According to Mark Greenberg, a “Social and Emotional Learning” (SEL) pioneer at Penn State’s College of Health and Human Development “there is substantial evidence that this is doable. Research has shown that we can successfully teach children how to overcome and manage emotions such as fear, hatred, anger and anxiety. SEL programs have proven that children can develop lifelong abilities such as self-awareness, anger management, and impulse control, and positive qualities such as empathy and compassion.”

The approach of the Dalai Lama reflects the Buddhist view that the “true nature” of all beings is basically good, including an inherent capacity for compassion. These good qualities are seeds we all possess, and these seeds need only be cultivated to bloom into the unbiased and universal compassion that heals the world. We can educate people in order to sustain and nurture compassion. Proper education is very important. His faith is in human intelligence reason, and self-interest, albeit a higher self-interest. We can learn to be more compassionate because it makes sense.
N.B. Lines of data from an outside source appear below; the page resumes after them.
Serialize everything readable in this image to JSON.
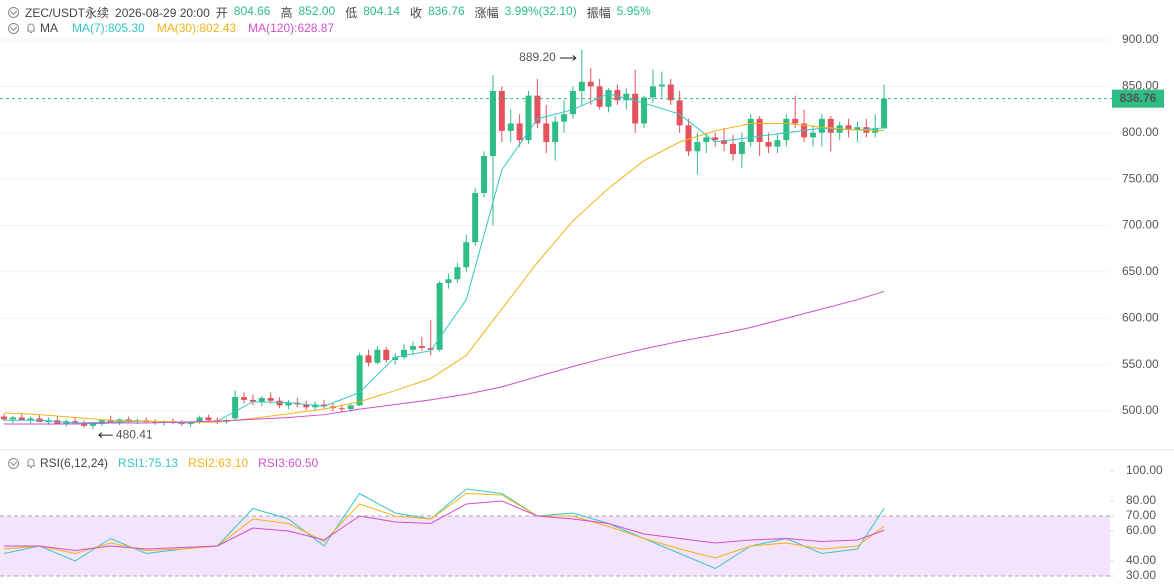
{
  "header": {
    "symbol": "ZEC/USDT永续",
    "time": "2026-08-29 20:00",
    "fields": [
      {
        "label": "开",
        "value": "804.66"
      },
      {
        "label": "高",
        "value": "852.00"
      },
      {
        "label": "低",
        "value": "804.14"
      },
      {
        "label": "收",
        "value": "836.76"
      },
      {
        "label": "涨幅",
        "value": "3.99%(32.10)"
      },
      {
        "label": "振幅",
        "value": "5.95%"
      }
    ],
    "ma_label": "MA"
  },
  "chart_data": [
    {
      "type": "candlestick",
      "up_color": "#2ebd85",
      "down_color": "#e4525e",
      "candles": [
        [
          494,
          497,
          489,
          491
        ],
        [
          491,
          495,
          487,
          493
        ],
        [
          493,
          498,
          490,
          490
        ],
        [
          490,
          494,
          486,
          492
        ],
        [
          492,
          496,
          489,
          488
        ],
        [
          488,
          493,
          485,
          490
        ],
        [
          490,
          494,
          487,
          486
        ],
        [
          486,
          491,
          483,
          489
        ],
        [
          489,
          493,
          486,
          487
        ],
        [
          487,
          490,
          482,
          484
        ],
        [
          484,
          488,
          480.41,
          486
        ],
        [
          486,
          491,
          484,
          490
        ],
        [
          490,
          495,
          487,
          488
        ],
        [
          488,
          492,
          485,
          491
        ],
        [
          491,
          494,
          487,
          489
        ],
        [
          489,
          492,
          486,
          490
        ],
        [
          490,
          493,
          487,
          488
        ],
        [
          488,
          491,
          485,
          487
        ],
        [
          487,
          490,
          484,
          489
        ],
        [
          489,
          492,
          486,
          487
        ],
        [
          487,
          490,
          484,
          486
        ],
        [
          486,
          489,
          483,
          488
        ],
        [
          488,
          495,
          486,
          493
        ],
        [
          493,
          496,
          489,
          490
        ],
        [
          490,
          493,
          486,
          488
        ],
        [
          488,
          492,
          486,
          490
        ],
        [
          492,
          522,
          490,
          515
        ],
        [
          515,
          520,
          508,
          512
        ],
        [
          512,
          518,
          506,
          510
        ],
        [
          510,
          516,
          505,
          514
        ],
        [
          514,
          520,
          508,
          511
        ],
        [
          511,
          515,
          503,
          506
        ],
        [
          506,
          512,
          502,
          509
        ],
        [
          509,
          514,
          504,
          507
        ],
        [
          507,
          511,
          501,
          504
        ],
        [
          504,
          510,
          500,
          507
        ],
        [
          507,
          512,
          502,
          505
        ],
        [
          505,
          509,
          500,
          503
        ],
        [
          503,
          507,
          499,
          502
        ],
        [
          502,
          508,
          499,
          506
        ],
        [
          506,
          563,
          505,
          560
        ],
        [
          560,
          566,
          548,
          552
        ],
        [
          552,
          570,
          550,
          566
        ],
        [
          566,
          569,
          552,
          555
        ],
        [
          555,
          562,
          550,
          558
        ],
        [
          558,
          572,
          556,
          566
        ],
        [
          566,
          575,
          560,
          570
        ],
        [
          570,
          580,
          565,
          568
        ],
        [
          568,
          598,
          560,
          566
        ],
        [
          566,
          640,
          564,
          638
        ],
        [
          638,
          648,
          632,
          642
        ],
        [
          642,
          660,
          638,
          655
        ],
        [
          655,
          690,
          650,
          682
        ],
        [
          682,
          740,
          678,
          735
        ],
        [
          735,
          780,
          730,
          775
        ],
        [
          775,
          862,
          700,
          845
        ],
        [
          845,
          850,
          790,
          802
        ],
        [
          802,
          825,
          790,
          810
        ],
        [
          810,
          820,
          785,
          792
        ],
        [
          792,
          845,
          788,
          840
        ],
        [
          840,
          858,
          805,
          810
        ],
        [
          810,
          830,
          778,
          790
        ],
        [
          790,
          818,
          770,
          812
        ],
        [
          812,
          835,
          800,
          820
        ],
        [
          820,
          850,
          815,
          845
        ],
        [
          845,
          889.2,
          830,
          855
        ],
        [
          855,
          870,
          830,
          850
        ],
        [
          850,
          858,
          825,
          828
        ],
        [
          828,
          848,
          822,
          846
        ],
        [
          846,
          852,
          830,
          835
        ],
        [
          835,
          848,
          825,
          842
        ],
        [
          842,
          868,
          800,
          810
        ],
        [
          810,
          840,
          805,
          838
        ],
        [
          838,
          868,
          832,
          850
        ],
        [
          850,
          866,
          838,
          852
        ],
        [
          852,
          858,
          830,
          835
        ],
        [
          835,
          845,
          800,
          808
        ],
        [
          808,
          815,
          775,
          780
        ],
        [
          780,
          800,
          755,
          790
        ],
        [
          790,
          800,
          778,
          795
        ],
        [
          795,
          800,
          785,
          792
        ],
        [
          792,
          805,
          780,
          788
        ],
        [
          788,
          798,
          770,
          777
        ],
        [
          777,
          800,
          762,
          790
        ],
        [
          790,
          820,
          785,
          815
        ],
        [
          815,
          818,
          775,
          790
        ],
        [
          790,
          800,
          778,
          785
        ],
        [
          785,
          798,
          778,
          792
        ],
        [
          792,
          820,
          785,
          815
        ],
        [
          815,
          840,
          805,
          810
        ],
        [
          810,
          825,
          790,
          795
        ],
        [
          795,
          808,
          785,
          800
        ],
        [
          800,
          820,
          785,
          815
        ],
        [
          815,
          818,
          780,
          800
        ],
        [
          800,
          812,
          792,
          808
        ],
        [
          808,
          815,
          795,
          803
        ],
        [
          803,
          812,
          790,
          806
        ],
        [
          806,
          815,
          795,
          800
        ],
        [
          800,
          820,
          795,
          804.66
        ],
        [
          804.66,
          852,
          804.14,
          836.76
        ]
      ],
      "ylim": [
        470,
        920
      ],
      "yticks": [
        {
          "value": 900,
          "label": "900.00"
        },
        {
          "value": 850,
          "label": "850.00"
        },
        {
          "value": 800,
          "label": "800.00"
        },
        {
          "value": 750,
          "label": "750.00"
        },
        {
          "value": 700,
          "label": "700.00"
        },
        {
          "value": 650,
          "label": "650.00"
        },
        {
          "value": 600,
          "label": "600.00"
        },
        {
          "value": 550,
          "label": "550.00"
        },
        {
          "value": 500,
          "label": "500.00"
        }
      ],
      "grid": true,
      "current_price": 836.76,
      "annotations": [
        {
          "label": "889.20",
          "value": 889.2
        },
        {
          "label": "480.41",
          "value": 480.41
        }
      ],
      "x": [
        0,
        4,
        8,
        12,
        16,
        20,
        24,
        28,
        32,
        36,
        40,
        44,
        48,
        52,
        56,
        60,
        64,
        68,
        72,
        76,
        80,
        84,
        88,
        92,
        96,
        99
      ],
      "series": [
        {
          "name": "MA(7):805.30",
          "color": "#36c6c6",
          "values": [
            490,
            490,
            487,
            488,
            489,
            487,
            489,
            510,
            509,
            505,
            520,
            558,
            565,
            620,
            760,
            815,
            825,
            842,
            832,
            820,
            790,
            795,
            800,
            805,
            803,
            805.3
          ]
        },
        {
          "name": "MA(30):802.43",
          "color": "#f0b419",
          "values": [
            498,
            496,
            493,
            490,
            489,
            488,
            488,
            492,
            497,
            502,
            510,
            522,
            535,
            560,
            610,
            660,
            705,
            740,
            770,
            790,
            802,
            810,
            810,
            806,
            803,
            802.43
          ]
        },
        {
          "name": "MA(120):628.87",
          "color": "#d24fcc",
          "values": [
            486,
            486,
            486,
            487,
            487,
            488,
            489,
            491,
            493,
            496,
            502,
            507,
            512,
            518,
            526,
            537,
            548,
            558,
            567,
            575,
            582,
            590,
            600,
            610,
            620,
            628.87
          ]
        }
      ]
    },
    {
      "type": "line",
      "title": "RSI(6,12,24)",
      "band": [
        30,
        70
      ],
      "band_color": "#f3e3fb",
      "x": [
        0,
        4,
        8,
        12,
        16,
        20,
        24,
        28,
        32,
        36,
        40,
        44,
        48,
        52,
        56,
        60,
        64,
        68,
        72,
        76,
        80,
        84,
        88,
        92,
        96,
        99
      ],
      "ylim": [
        25,
        105
      ],
      "yticks": [
        {
          "value": 100,
          "label": "100.00"
        },
        {
          "value": 80,
          "label": "80.00"
        },
        {
          "value": 70,
          "label": "70.00"
        },
        {
          "value": 60,
          "label": "60.00"
        },
        {
          "value": 40,
          "label": "40.00"
        },
        {
          "value": 30,
          "label": "30.00"
        }
      ],
      "series": [
        {
          "name": "RSI1:75.13",
          "color": "#36c6c6",
          "values": [
            45,
            50,
            40,
            55,
            45,
            48,
            50,
            75,
            68,
            50,
            85,
            72,
            68,
            88,
            85,
            70,
            72,
            65,
            55,
            45,
            35,
            50,
            55,
            45,
            48,
            75.13
          ]
        },
        {
          "name": "RSI2:63.10",
          "color": "#f0b419",
          "values": [
            48,
            50,
            45,
            52,
            47,
            48,
            50,
            68,
            65,
            53,
            78,
            70,
            68,
            85,
            84,
            70,
            70,
            63,
            55,
            48,
            42,
            50,
            52,
            48,
            50,
            63.1
          ]
        },
        {
          "name": "RSI3:60.50",
          "color": "#d24fcc",
          "values": [
            50,
            50,
            47,
            50,
            48,
            49,
            50,
            62,
            60,
            54,
            70,
            66,
            65,
            78,
            80,
            70,
            68,
            65,
            58,
            55,
            52,
            54,
            55,
            53,
            54,
            60.5
          ]
        }
      ]
    }
  ]
}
Children understand this intuitively; I was told recently by a parent that when they were summoned into their child’s school for a Parent-Teacher Conference, the teacher stressed the importance of the helpfulness that their child spontaneously exhibited in the classroom toward fellow students who were not as accomplished academically as this student. We seek to foster this attitude of cooperation here at the Dojo through the Sempai Program, which is a natural complement to the sometimes competitive nature of the Curriculum Program. To thrive in our modern world it is necessary to know how to successfully cooperate as well as how to compete. In MuDoKai we seek to teach both of these important perspectives simultaneously.